The report, “Big Four: Are major emitters downplaying their climate and clean energy progress?”, by the UK-based Energy and Climate Intelligence Unit, suggests interconnected global crises and market mechanisms are driving the shift towards electric vehicles, low-carbon heating and renewables around the world, in particular in those four countries.
Rapid price reductions, which make wind and solar power vastly cheaper than fossil fuel alternatives, concerns over energy security and access, and in Europe, the support for Ukraine, are driving this momentum, while EV sales are accelerating with major markets reaching tipping points.
In the three countries, these forces are strong enough that they may well be on track to outstrip their emissions targets under the Paris Agreement, which indicates a more positive picture for limiting global warming to 1.5 degree Celsius, the report said.
In India, the authors noted, the rollout of renewable energy, particularly solar, is accelerating rapidly and will transform India’s electricity sector this decade.
In August, India released its updated nationally determined contributions and now stands committed to reducing emissions intensity of its GDP by 45 per cent by 2030, from the 2005 level, and achieving about 50 per cent cumulative electric power installed capacity from non-fossil fuel-based energy resources by 2030.
These NDCs are, however, contingent on delivery of finance and technology transfer.
NDCs are national plans to limit global temperature rise to well below 2 degrees Celsius, preferably to 1.5 degrees Celsius, as advocated in the Paris Agreement.

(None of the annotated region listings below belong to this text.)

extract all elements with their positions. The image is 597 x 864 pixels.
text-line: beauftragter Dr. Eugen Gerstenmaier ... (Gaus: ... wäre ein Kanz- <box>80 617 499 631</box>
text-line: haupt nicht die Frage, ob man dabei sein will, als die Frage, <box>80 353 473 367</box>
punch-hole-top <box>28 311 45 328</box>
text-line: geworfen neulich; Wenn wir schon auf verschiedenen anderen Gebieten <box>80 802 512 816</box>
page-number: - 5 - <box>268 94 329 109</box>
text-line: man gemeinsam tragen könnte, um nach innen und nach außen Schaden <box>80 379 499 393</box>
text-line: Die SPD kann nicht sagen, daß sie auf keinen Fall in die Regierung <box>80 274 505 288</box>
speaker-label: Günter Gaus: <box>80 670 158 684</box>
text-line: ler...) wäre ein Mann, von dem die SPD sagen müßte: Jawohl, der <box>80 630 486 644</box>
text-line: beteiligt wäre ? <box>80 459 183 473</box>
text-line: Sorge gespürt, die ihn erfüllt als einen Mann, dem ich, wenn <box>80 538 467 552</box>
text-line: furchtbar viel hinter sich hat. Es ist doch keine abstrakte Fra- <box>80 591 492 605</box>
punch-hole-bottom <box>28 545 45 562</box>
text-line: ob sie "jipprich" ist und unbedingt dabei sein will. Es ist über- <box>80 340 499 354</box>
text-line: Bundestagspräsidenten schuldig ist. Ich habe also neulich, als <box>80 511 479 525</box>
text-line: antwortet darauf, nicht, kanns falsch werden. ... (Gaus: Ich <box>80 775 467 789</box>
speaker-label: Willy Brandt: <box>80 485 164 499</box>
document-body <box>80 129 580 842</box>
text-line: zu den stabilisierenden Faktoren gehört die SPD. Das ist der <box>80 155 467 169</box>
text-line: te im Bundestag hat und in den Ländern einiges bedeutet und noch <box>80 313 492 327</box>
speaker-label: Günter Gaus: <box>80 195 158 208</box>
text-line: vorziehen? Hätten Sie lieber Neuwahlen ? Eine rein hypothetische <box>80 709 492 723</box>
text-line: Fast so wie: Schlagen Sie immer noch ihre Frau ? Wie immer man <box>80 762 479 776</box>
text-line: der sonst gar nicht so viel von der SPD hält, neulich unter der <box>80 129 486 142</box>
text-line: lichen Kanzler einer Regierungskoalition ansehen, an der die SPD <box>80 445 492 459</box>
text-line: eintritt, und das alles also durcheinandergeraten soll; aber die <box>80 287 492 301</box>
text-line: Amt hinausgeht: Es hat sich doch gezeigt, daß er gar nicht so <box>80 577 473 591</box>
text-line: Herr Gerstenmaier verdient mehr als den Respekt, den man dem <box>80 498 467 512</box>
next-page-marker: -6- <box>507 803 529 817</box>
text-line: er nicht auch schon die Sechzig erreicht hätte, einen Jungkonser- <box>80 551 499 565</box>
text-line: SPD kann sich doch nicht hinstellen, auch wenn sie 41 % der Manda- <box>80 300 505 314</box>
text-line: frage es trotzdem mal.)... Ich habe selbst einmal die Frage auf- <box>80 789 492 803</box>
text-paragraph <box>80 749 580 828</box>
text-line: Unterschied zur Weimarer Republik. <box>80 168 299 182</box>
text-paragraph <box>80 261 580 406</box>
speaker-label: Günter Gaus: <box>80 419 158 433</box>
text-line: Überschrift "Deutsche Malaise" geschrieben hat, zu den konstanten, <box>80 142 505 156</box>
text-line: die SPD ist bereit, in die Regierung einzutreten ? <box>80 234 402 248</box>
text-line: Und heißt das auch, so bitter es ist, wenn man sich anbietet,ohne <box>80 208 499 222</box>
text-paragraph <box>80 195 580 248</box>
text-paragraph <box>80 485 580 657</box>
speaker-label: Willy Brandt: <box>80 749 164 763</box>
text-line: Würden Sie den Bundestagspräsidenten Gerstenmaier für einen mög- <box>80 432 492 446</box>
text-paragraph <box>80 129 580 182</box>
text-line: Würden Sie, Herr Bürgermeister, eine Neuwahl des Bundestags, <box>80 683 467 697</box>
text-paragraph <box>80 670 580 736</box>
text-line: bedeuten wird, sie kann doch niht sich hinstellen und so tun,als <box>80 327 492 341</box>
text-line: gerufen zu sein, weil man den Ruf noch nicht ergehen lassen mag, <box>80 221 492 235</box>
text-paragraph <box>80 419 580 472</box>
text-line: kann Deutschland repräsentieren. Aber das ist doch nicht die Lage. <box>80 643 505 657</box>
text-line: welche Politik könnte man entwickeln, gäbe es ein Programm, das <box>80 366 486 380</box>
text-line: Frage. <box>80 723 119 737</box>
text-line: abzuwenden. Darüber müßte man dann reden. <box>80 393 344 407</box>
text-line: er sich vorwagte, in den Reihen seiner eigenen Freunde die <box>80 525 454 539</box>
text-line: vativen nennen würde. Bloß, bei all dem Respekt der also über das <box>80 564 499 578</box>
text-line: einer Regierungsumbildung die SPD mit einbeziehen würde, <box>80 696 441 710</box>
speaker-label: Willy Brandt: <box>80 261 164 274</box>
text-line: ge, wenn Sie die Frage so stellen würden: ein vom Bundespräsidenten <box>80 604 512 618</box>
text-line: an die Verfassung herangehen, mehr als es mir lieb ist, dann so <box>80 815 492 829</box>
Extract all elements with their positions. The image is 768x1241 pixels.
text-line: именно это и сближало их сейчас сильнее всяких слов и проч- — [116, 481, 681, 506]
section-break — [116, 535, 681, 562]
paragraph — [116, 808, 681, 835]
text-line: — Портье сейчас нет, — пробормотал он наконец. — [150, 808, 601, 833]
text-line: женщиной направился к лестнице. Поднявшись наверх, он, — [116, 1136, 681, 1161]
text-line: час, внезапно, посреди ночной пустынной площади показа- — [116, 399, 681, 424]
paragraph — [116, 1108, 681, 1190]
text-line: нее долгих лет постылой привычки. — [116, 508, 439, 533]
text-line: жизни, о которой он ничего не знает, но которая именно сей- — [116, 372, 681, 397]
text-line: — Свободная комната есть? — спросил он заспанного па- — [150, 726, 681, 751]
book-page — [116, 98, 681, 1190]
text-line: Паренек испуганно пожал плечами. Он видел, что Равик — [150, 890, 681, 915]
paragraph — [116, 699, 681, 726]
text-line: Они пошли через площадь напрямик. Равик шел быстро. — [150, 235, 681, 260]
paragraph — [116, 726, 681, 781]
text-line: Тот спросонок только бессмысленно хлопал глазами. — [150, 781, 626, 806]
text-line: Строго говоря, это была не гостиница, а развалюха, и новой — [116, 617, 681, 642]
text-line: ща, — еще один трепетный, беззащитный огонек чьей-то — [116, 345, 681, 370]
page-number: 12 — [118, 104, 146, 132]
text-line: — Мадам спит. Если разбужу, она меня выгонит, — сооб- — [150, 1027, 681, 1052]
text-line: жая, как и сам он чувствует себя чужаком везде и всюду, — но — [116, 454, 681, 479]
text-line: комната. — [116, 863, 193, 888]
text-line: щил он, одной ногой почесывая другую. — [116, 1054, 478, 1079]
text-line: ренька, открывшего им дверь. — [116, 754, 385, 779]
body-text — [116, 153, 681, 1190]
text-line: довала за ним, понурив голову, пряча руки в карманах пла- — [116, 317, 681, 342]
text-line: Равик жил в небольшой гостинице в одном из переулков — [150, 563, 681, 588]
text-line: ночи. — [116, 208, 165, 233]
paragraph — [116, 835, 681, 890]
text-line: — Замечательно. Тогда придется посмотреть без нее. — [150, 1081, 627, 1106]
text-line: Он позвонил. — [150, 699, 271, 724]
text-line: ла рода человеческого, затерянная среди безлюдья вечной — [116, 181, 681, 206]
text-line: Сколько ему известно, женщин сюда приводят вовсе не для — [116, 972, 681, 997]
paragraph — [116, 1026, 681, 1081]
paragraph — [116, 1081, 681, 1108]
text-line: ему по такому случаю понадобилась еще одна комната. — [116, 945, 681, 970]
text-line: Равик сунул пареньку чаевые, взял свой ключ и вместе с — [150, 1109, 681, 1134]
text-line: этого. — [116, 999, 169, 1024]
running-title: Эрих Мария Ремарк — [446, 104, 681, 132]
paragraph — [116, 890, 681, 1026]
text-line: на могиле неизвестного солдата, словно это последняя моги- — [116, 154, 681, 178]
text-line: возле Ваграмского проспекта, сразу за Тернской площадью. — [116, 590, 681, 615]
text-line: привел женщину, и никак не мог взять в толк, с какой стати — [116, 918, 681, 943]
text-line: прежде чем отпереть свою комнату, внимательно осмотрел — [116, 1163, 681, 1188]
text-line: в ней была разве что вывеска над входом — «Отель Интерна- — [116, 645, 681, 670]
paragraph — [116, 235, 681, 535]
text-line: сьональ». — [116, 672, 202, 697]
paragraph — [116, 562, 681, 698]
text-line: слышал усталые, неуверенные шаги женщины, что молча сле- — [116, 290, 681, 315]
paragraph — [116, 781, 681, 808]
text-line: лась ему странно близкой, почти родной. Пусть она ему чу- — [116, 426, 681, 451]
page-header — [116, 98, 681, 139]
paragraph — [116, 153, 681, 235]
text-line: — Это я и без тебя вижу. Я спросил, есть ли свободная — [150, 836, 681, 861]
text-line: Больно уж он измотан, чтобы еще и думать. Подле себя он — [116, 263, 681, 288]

“Coal generation will become an increasingly unprofitable back-up for wind and solar, a function that will itself inevitably fall away as storage takes off,” the report said.
Citing the draft National Electricity Plan, it said the total generating capacity of India’s coal-fired power plants doubled between 2007 and 2017 and the Central Electricity Authority sees coal-fired capacity increasing by less than 20 percent over the next decade.
“Over the same period, the capacity of renewable generation is set to soar by 250 per cent,” according to the report.
“This picture is reinforced by the plans of some leading companies. The giant Adani conglomerate plans to put 70 per cent of its capital investment this decade into the energy transition, including renewables and green hydrogen – a total of USD 50-70 bn (billion). Reliance Industries will invest USD 80 bn in renewable energy projects in Gujarat alone” the report read.
Financing India’s decarbonisation transition is also helped by a significant partnership with Germany, signed earlier in 2022, that could unlock up to USD 10.5 billion in assistance through to 2030 to boost clean energy resources.